There were rumors going around about Bill and me. My brother started hearing things and asked me about it. Of course I denied everything. Bill had sworn me to silence with both guilt and fear. I was the one who was at fault because I was tempting him. If I told anyone, the future of the entire ministry could be compromised. Why would I want to hinder God’s work? He told me that this was our little secret, just between us. If I told anyone, he said he would kick my family out of ATI.
There was enough of a stir about how much time I was spending alone with Bill that my brother went to a higher-up in January and had him try to get Bill to send me home. As I understand it, the IBLP Board called Bill on the carpet for spending so much time alone with a young girl, and I was sent home in January. I believe my brother saved me.
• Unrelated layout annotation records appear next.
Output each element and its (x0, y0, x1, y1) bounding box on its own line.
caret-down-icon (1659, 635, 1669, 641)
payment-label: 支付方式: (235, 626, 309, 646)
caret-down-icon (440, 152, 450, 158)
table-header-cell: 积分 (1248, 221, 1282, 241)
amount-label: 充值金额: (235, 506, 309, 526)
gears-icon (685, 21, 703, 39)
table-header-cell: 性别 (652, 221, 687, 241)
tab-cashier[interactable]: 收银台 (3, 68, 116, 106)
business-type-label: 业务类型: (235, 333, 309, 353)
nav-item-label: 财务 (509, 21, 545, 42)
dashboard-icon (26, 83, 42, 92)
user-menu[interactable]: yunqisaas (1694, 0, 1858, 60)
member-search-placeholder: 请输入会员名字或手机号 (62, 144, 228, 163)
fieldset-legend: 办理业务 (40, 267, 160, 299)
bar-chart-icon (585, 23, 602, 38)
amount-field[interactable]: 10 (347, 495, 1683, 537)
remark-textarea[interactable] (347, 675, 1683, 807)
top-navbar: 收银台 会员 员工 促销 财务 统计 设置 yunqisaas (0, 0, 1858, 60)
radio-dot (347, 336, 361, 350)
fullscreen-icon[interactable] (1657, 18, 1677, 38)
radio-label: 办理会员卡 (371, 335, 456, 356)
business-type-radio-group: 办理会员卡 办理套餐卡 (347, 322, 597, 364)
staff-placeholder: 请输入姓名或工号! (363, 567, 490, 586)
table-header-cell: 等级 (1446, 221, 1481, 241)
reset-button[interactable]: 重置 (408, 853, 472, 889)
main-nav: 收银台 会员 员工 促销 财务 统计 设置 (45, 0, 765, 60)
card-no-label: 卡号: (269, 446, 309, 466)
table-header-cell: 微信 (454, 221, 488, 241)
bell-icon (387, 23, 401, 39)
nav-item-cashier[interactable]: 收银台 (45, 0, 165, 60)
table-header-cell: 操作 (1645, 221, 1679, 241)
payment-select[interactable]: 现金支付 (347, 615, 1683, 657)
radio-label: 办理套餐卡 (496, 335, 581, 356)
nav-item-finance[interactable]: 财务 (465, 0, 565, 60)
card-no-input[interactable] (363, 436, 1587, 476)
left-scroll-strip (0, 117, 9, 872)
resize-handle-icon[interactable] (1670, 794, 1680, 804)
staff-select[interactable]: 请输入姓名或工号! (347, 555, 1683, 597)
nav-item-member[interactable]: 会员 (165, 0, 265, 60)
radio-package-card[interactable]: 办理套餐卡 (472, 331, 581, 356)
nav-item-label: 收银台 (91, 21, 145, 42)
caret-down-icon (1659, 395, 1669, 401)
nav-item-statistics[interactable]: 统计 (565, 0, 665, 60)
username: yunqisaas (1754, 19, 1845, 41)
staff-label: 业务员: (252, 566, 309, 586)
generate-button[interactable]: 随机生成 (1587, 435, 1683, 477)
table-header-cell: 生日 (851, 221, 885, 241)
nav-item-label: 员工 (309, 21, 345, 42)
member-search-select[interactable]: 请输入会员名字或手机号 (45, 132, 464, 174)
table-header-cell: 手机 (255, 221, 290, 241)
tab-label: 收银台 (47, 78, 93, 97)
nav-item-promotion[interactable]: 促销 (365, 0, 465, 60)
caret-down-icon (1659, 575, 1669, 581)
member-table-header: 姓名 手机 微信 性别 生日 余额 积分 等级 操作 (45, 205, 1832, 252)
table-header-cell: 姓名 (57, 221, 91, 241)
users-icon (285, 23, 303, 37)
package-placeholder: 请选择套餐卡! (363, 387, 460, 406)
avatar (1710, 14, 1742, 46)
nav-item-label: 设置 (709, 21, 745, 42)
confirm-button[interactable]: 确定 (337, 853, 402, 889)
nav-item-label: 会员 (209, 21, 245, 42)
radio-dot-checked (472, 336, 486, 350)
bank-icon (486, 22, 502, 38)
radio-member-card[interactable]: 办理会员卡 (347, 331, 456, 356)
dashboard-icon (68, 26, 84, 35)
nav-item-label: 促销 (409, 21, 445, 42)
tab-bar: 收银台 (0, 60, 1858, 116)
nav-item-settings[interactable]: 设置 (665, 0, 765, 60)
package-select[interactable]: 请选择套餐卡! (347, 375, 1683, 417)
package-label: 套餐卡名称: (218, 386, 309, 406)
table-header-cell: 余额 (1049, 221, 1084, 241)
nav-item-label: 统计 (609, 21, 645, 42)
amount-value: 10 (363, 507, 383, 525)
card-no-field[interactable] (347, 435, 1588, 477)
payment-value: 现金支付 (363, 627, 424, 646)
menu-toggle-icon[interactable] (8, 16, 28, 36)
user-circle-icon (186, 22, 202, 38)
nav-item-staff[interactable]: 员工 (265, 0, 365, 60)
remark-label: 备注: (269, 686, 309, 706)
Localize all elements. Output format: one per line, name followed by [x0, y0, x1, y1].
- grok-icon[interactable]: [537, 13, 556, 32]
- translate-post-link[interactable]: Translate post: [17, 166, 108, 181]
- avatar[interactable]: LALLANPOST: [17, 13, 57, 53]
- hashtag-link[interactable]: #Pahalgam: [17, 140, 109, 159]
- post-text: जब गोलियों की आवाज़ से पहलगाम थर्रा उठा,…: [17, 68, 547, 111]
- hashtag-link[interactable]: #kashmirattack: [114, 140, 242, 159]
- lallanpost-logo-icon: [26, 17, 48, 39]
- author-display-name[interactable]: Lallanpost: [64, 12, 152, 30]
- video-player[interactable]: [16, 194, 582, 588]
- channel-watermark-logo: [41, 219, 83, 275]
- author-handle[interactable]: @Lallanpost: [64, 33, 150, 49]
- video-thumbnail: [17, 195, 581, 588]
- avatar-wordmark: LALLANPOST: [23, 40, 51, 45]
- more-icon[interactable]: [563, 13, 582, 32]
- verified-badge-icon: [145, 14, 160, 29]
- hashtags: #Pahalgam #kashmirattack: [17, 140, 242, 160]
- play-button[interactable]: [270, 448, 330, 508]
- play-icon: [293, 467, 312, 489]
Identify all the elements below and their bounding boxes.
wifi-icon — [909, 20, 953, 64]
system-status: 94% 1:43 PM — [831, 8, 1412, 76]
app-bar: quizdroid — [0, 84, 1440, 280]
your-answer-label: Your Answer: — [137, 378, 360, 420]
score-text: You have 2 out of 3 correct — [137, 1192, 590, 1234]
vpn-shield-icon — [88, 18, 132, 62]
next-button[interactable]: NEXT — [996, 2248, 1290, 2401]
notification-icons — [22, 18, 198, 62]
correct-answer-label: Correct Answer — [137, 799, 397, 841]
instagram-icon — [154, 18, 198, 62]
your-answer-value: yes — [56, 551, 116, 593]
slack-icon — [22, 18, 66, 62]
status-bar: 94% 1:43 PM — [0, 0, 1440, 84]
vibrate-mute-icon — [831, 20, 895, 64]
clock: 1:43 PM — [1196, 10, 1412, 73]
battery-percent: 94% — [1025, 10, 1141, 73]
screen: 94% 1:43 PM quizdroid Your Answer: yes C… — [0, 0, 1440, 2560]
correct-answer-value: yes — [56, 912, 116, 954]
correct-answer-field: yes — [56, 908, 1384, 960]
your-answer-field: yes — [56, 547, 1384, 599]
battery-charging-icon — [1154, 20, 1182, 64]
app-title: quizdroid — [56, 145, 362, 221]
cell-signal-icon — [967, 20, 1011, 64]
When Bill knew I was being sent home, he called me into his office. He took me in his arms and ran his fingers through my hair. Hugging me tight, he told me never to cut my hair, that I was his inspiration. He then kissed me deeply on the lips and told me never to forget him. Then I was picked up and put on a plane, and I have never heard from him since.
My parents blackballed me and thought I was the devil because I was sent home from Headquarters. I was a shame to the family for being sent home. I really went on a tailspin after that. I tried to take my life a number of times. I turned to sex and men to make me feel better about myself. I thought that sex was all I was worth.
The site that posted this (and many other accounts) says that it confirmed some details of Charlotte’s story with two others who were Gothard staffers when Charlotte worked there, and who knew here. They allowed their photos to be published too.
The site making public all these allegations — and that’s what they are at this point; as far as I can tell, Gothard has not responded to them, nor have any facts been determined it court — is called Recovering Grace. It has been going for several years, and is run by people who were brought up within the culture of Gothardism, and who want to expose what they see is its destructive power.
Again, we do not know if Bill Gothard did what all the people on the Recovering Grace site allege him to have done. But the tales they tell will be familiar to anybody who has spent time looking into how corrupt religious figures from all faiths and churches pervert the faith to perpetuate sexual abuse, and keep it all a secret.